Но когда через двое суток «Рошаль» влез в шлюз Кильского канала Гольтенау, я забеспокоился. Канал казался очень узким, а навстречу без конца шли суда. Расходились в притирку. Я молил бога, чтобы моя вахта не пришлась на канал, но надежды были напрасными. Половину канала должна пройти наша вахта. Первым на руль пошел Лева Гущин, мой напарник. Через час к штурвалу заступил я. Лоцман прохаживался по мостику. Увидев меня, он улыбнулся и сказал по-немецки: «О, новый матрос». Видимо, он знал всех рулевых на «Рошале». Пароход проходил канал три раза в месяц. Он держал линию Ленинград — Гамбург.
Я вцепился в теплые медные ручки. Сейчас канал выглядел еще уже. Из-за поворота показалось тяжело груженное большое судно.
— О! — сказал лоцман и тревожно взглянул на меня. Я повернул штурвал. Судно увалилось вправо.
— Нет, нет! Держи так. Прямо руль! — скомандовал лоцман.
Я снова отвел руль. Теперь суда шли прямо друг на друга. Казалось, что столкновение неизбежно.
«Ну увались влево, увались, дай же мне пройти!» — мысленно молил я встречное судно и помимо своей воли опять немного увел нос «Рошаля» вправо.
— Лево руль! — заорал лоцман.
Он подбежал к Михаилу Петровичу, быстро заговорил, показывая рукой на меня. Я понял, что он требует замены рулевого. Какой стыд! Матрос первого класса называется! На лбу выступил пот. Я потерял уверенность. Если пойдем так еще несколько минут, обязательно столкнемся. Ко мне подошел старпом. Встал за спиной, и я услышал его спокойный голос:
— Не горячись. Держи прямо на него. Нос в нос. Не бойся. Он знает, что делать, а я скомандую, когда тебе взять вправо. Здесь свои методы расхождения. Спокойнее.
Панфилов что-то сказал лоцману по-немецки. Тот пожал плечами, недовольно кивнул головой. Присутствие старпома подбодрило меня. Он стоял рядом, совсем близко. Я знал, что в случае чего он поможет.
Встречный пароход неумолимо приближался. Все напряглось во мне.
«Скорее же давай команду вправо! Скорее, а то будет поздно!»
Но старпом молчал. Наконец, когда между судами оставалось не более ста метров, Михаил Петрович скомандовал:
— Немного право.

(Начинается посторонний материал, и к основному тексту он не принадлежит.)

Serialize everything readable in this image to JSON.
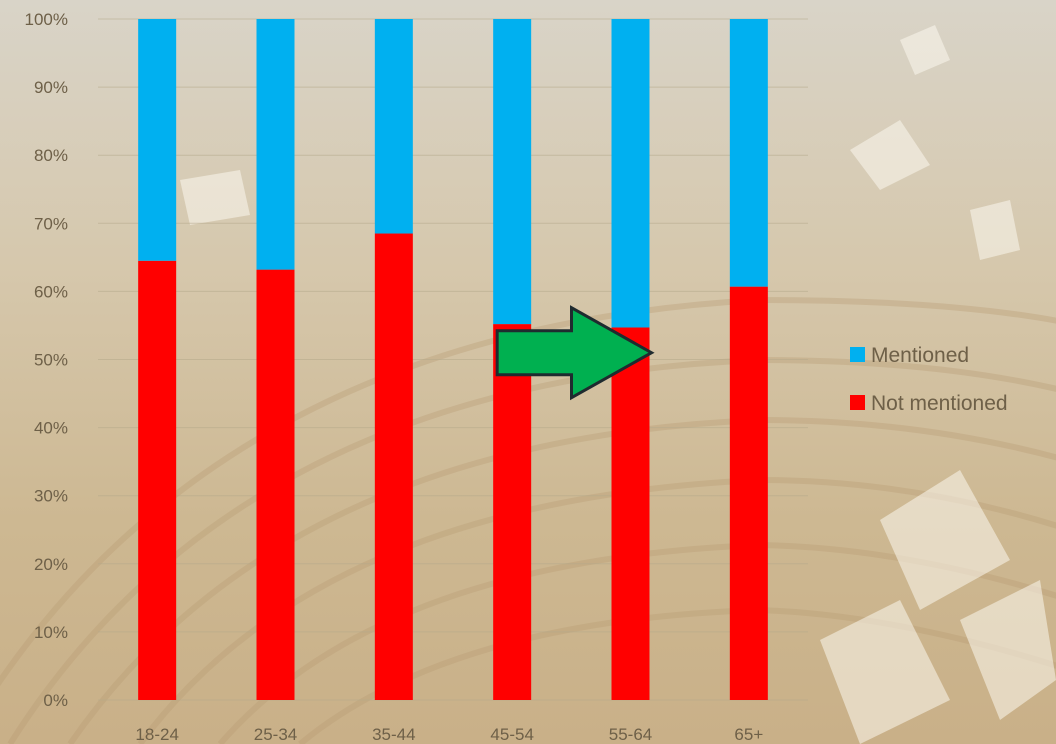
{
  "chart_data": {
    "type": "bar",
    "stacked": true,
    "percent_stacked": true,
    "categories": [
      "18-24",
      "25-34",
      "35-44",
      "45-54",
      "55-64",
      "65+"
    ],
    "series": [
      {
        "name": "Not mentioned",
        "color": "#ff0000",
        "values": [
          64.5,
          63.2,
          68.5,
          55.2,
          54.7,
          60.7
        ]
      },
      {
        "name": "Mentioned",
        "color": "#00b0f0",
        "values": [
          35.5,
          36.8,
          31.5,
          44.8,
          45.3,
          39.3
        ]
      }
    ],
    "y_ticks": [
      "0%",
      "10%",
      "20%",
      "30%",
      "40%",
      "50%",
      "60%",
      "70%",
      "80%",
      "90%",
      "100%"
    ],
    "ylim": [
      0,
      100
    ],
    "grid": true,
    "legend_position": "right",
    "legend_order": [
      "Mentioned",
      "Not mentioned"
    ],
    "annotation": {
      "type": "arrow",
      "from_category": "45-54",
      "to_category": "55-64",
      "at_value": 51,
      "color": "#00b050"
    }
  }
}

Как только носы разойдутся, сразу же бери влево. Только аккуратно.
Мы разошлись в нескольких метрах. Я отчетливо видел лица людей на встречном судне, слышал шум его машины, разговоры команды.
— Гут, — проговорил лоцман. — Рудерман!
Я отер влажный лоб. Тяжесть свалилась с плеч.

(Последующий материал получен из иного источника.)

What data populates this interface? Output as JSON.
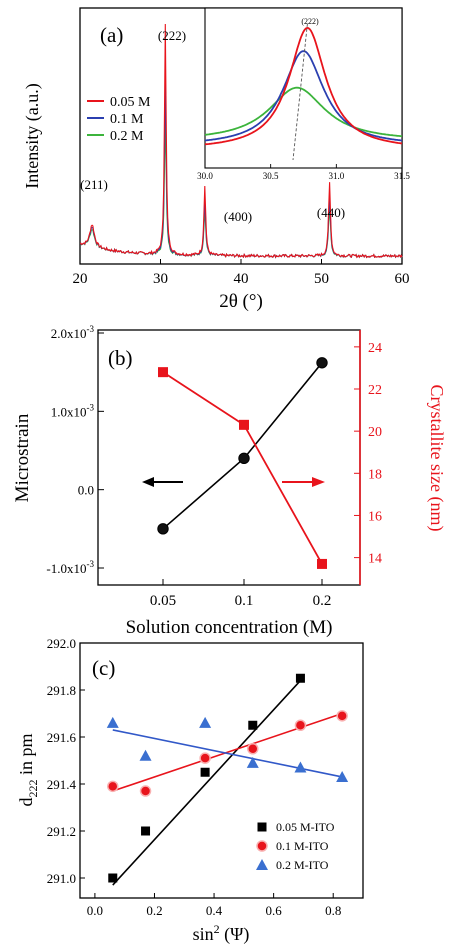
{
  "chart_data": [
    {
      "panel": "(a)",
      "type": "line",
      "xlabel": "2θ (°)",
      "ylabel": "Intensity (a.u.)",
      "xlim": [
        20,
        60
      ],
      "x_ticks": [
        20,
        30,
        40,
        50,
        60
      ],
      "legend_position": "left",
      "peak_labels": [
        {
          "text": "(211)",
          "x": 21.5
        },
        {
          "text": "(222)",
          "x": 30.6
        },
        {
          "text": "(400)",
          "x": 35.5
        },
        {
          "text": "(440)",
          "x": 51.0
        }
      ],
      "peaks_2theta": [
        21.5,
        30.6,
        35.5,
        51.0
      ],
      "series": [
        {
          "name": "0.05 M",
          "color": "#e8141c",
          "relative_heights": [
            0.1,
            1.0,
            0.3,
            0.32
          ]
        },
        {
          "name": "0.1 M",
          "color": "#2b3fb0",
          "relative_heights": [
            0.09,
            0.77,
            0.24,
            0.26
          ]
        },
        {
          "name": "0.2 M",
          "color": "#3cb43c",
          "relative_heights": [
            0.08,
            0.6,
            0.2,
            0.22
          ]
        }
      ],
      "inset": {
        "peak_label": "(222)",
        "xlim": [
          30.0,
          31.5
        ],
        "x_ticks": [
          "30.0",
          "30.5",
          "31.0",
          "31.5"
        ],
        "peak_centers": [
          30.78,
          30.75,
          30.7
        ],
        "peak_heights": [
          1.0,
          0.78,
          0.44
        ]
      }
    },
    {
      "panel": "(b)",
      "type": "line",
      "xlabel": "Solution concentration (M)",
      "x": [
        0.05,
        0.1,
        0.2
      ],
      "x_tick_labels": [
        "0.05",
        "0.1",
        "0.2"
      ],
      "left_axis": {
        "label": "Microstrain",
        "ylim": [
          -0.001,
          0.002
        ],
        "tick_values": [
          -0.001,
          0,
          0.001,
          0.002
        ],
        "tick_labels": [
          "-1.0x10",
          "0.0",
          "1.0x10",
          "2.0x10"
        ],
        "tick_exponents": [
          "-3",
          "",
          "-3",
          "-3"
        ],
        "values": [
          -0.0005,
          0.0004,
          0.00162
        ],
        "color": "#000000"
      },
      "right_axis": {
        "label": "Crystallite size (nm)",
        "ylim": [
          12.7,
          24.8
        ],
        "tick_values": [
          14,
          16,
          18,
          20,
          22,
          24
        ],
        "values": [
          22.8,
          20.3,
          13.7
        ],
        "color": "#e8141c"
      }
    },
    {
      "panel": "(c)",
      "type": "scatter",
      "xlabel": "sin",
      "xlabel_superscript": "2",
      "xlabel_suffix": " (Ψ)",
      "ylabel": "d",
      "ylabel_subscript": "222",
      "ylabel_suffix": " in pm",
      "xlim": [
        -0.05,
        0.9
      ],
      "ylim": [
        290.95,
        292.0
      ],
      "x_ticks": [
        0.0,
        0.2,
        0.4,
        0.6,
        0.8
      ],
      "x_tick_labels": [
        "0.0",
        "0.2",
        "0.4",
        "0.6",
        "0.8"
      ],
      "y_ticks": [
        291.0,
        291.2,
        291.4,
        291.6,
        291.8,
        292.0
      ],
      "y_tick_labels": [
        "291.0",
        "291.2",
        "291.4",
        "291.6",
        "291.8",
        "292.0"
      ],
      "legend_position": "bottom-right",
      "series": [
        {
          "name": "0.05 M-ITO",
          "color": "#000000",
          "marker": "square",
          "x": [
            0.06,
            0.17,
            0.37,
            0.53,
            0.69
          ],
          "y": [
            291.0,
            291.2,
            291.45,
            291.65,
            291.85
          ],
          "fit": [
            [
              0.06,
              290.97
            ],
            [
              0.69,
              291.84
            ]
          ]
        },
        {
          "name": "0.1 M-ITO",
          "color": "#e8141c",
          "marker": "circle",
          "x": [
            0.06,
            0.17,
            0.37,
            0.53,
            0.69,
            0.83
          ],
          "y": [
            291.39,
            291.37,
            291.51,
            291.55,
            291.65,
            291.69
          ],
          "fit": [
            [
              0.06,
              291.37
            ],
            [
              0.83,
              291.7
            ]
          ]
        },
        {
          "name": "0.2 M-ITO",
          "color": "#3158c8",
          "marker": "triangle",
          "x": [
            0.06,
            0.17,
            0.37,
            0.53,
            0.69,
            0.83
          ],
          "y": [
            291.66,
            291.52,
            291.66,
            291.49,
            291.47,
            291.43
          ],
          "fit": [
            [
              0.06,
              291.63
            ],
            [
              0.83,
              291.43
            ]
          ]
        }
      ]
    }
  ]
}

— Понял, как надо расходиться в Киль-канале? Разошелся молодцом, — похвалил меня Михаил Петрович и ушел на мостик.
Как я был ему благодарен! Он спас меня от большой неприятности. Снят с руля! Только подумать! Со следующим судном я разошелся уже увереннее. Панфилов опять стал за моей спиной. Он страховал меня. На всякий случай. Это был урок морской практики. Урок отношения к людям Михаил Петрович дал мне несколько позже.